Anna Maria commissioners rebuffed a request by the Anna Maria Island Community Center to sublet its lease with the city and allow a portion of the property to accommodate a cell tower.
At the Aug. 9 city meeting, Greg Ross, president of the center’s board of directors, said the center submitted the request to sublet because it thought the city wanted a cell tower on the center’s property because of the limited fall zone conditions at other sites within the city.
The board has selected a company to build a cell tower on the property but, according to city attorney Jim Dye, because the city leases the property to the community center, the board needs commission approval before planning to build a cell tower there.
Ross said the center is trying to become more financially self-sufficient and the monthly revenue from a cell tower would help. The center proposed to share some of the revenue with the city.
Commission Chair Chuck Webb, however, said the center is not a good place for a cell tower and everyone he’s talked to has been “100 percent opposed to revenue sharing.”
Other commissioners agreed, and when Webb asked if any commissioner wanted to make a motion to allow the center to sublet, there was silence.
“There is no motion so the issue dies,” Webb said.
He said any company can apply for a permit to build a cell tower. The lack of a motion to approve or reject subletting some of the property should not be a reflection on whether the city wants a cell tower, he indicated.
Commissioners also discussed the concept of floor- area ratio as a means to control the size of new houses.
City planner Alan Garrett said the idea arose in the 1970s to limit the size of large office buildings.
Under a FAR plan, the municipality determines what the ratio of floor space to lot size should be. Garrett used .3 for his example.
If the city adopts a FAR of .3, then the total living space of a house on a 5,000 square-foot lot would be a maximum of 1,500 square feet, or 30 percent of the lot size.
There was some confusion among board members between FAR limits and lot coverage and, Webb, along with Commissioner Dale Woodland, asked Garrett to prepare a diagram of the two concepts before the next work session.
In other business, the final public hearing of an ordinance to clear up language and ambiguity in a number of other ordinances was again continued because commissioners found more issues.
The ordinance is the result of nearly a year’s worth of meetings by an ordinance review committee composed of Garrett, building official Bob Welch, planning and zoning chair Tom Turner, former P&Z chair Doug Copeland and other city officials. The committee was charged with clarifying language, eliminating ambiguities and loopholes, and revising outdated language and methods in city ordinances, along with establishing lot, yard, bulk and parking requirements in all city districts.
The commission has continued the final public hearing of the ordinance since March.
Commissioners are attempting to ensure the ordinance contains incentives for owners of single-story homes to remodel rather than rebuild to an elevated structure.
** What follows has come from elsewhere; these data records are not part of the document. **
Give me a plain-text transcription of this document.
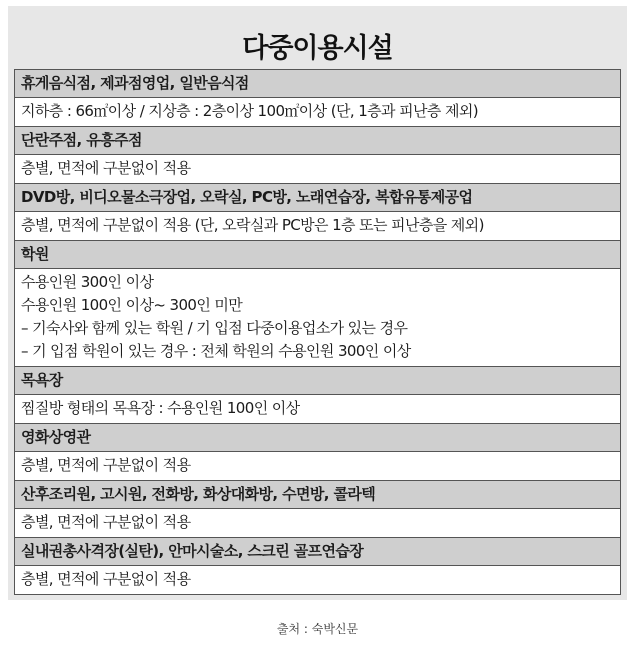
다중이용시설
휴게음식점, 제과점영업, 일반음식점
지하층 : 66㎡이상 / 지상층 : 2층이상 100㎡이상 (단, 1층과 피난층 제외)
단란주점, 유흥주점
층별, 면적에 구분없이 적용
DVD방, 비디오물소극장업, 오락실, PC방, 노래연습장, 복합유통제공업
층별, 면적에 구분없이 적용 (단, 오락실과 PC방은 1층 또는 피난층을 제외)
학원
수용인원 300인 이상
수용인원 100인 이상~ 300인 미만
– 기숙사와 함께 있는 학원 / 기 입점 다중이용업소가 있는 경우
– 기 입점 학원이 있는 경우 : 전체 학원의 수용인원 300인 이상
목욕장
찜질방 형태의 목욕장 : 수용인원 100인 이상
영화상영관
층별, 면적에 구분없이 적용
산후조리원, 고시원, 전화방, 화상대화방, 수면방, 콜라텍
층별, 면적에 구분없이 적용
실내권총사격장(실탄), 안마시술소, 스크린 골프연습장
층별, 면적에 구분없이 적용
출처 : 숙박신문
Because the ordinance has been continued numerous times, a number of construction projects have been on hold for months, said Ross, who owns Ross Built construction.
He said he has a client who wants to tear down a one-story house and rebuild to two stories of living space over parking, but has been held up by various issues since September 2011.
The commission has an administrative moratorium on demolition of one-story homes while the city develops its historic preservation ordinance.
The public hearing was continued to 6 p.m. Thursday, Aug. 23, at Anna Maria City Hall, 10005 Gulf Drive.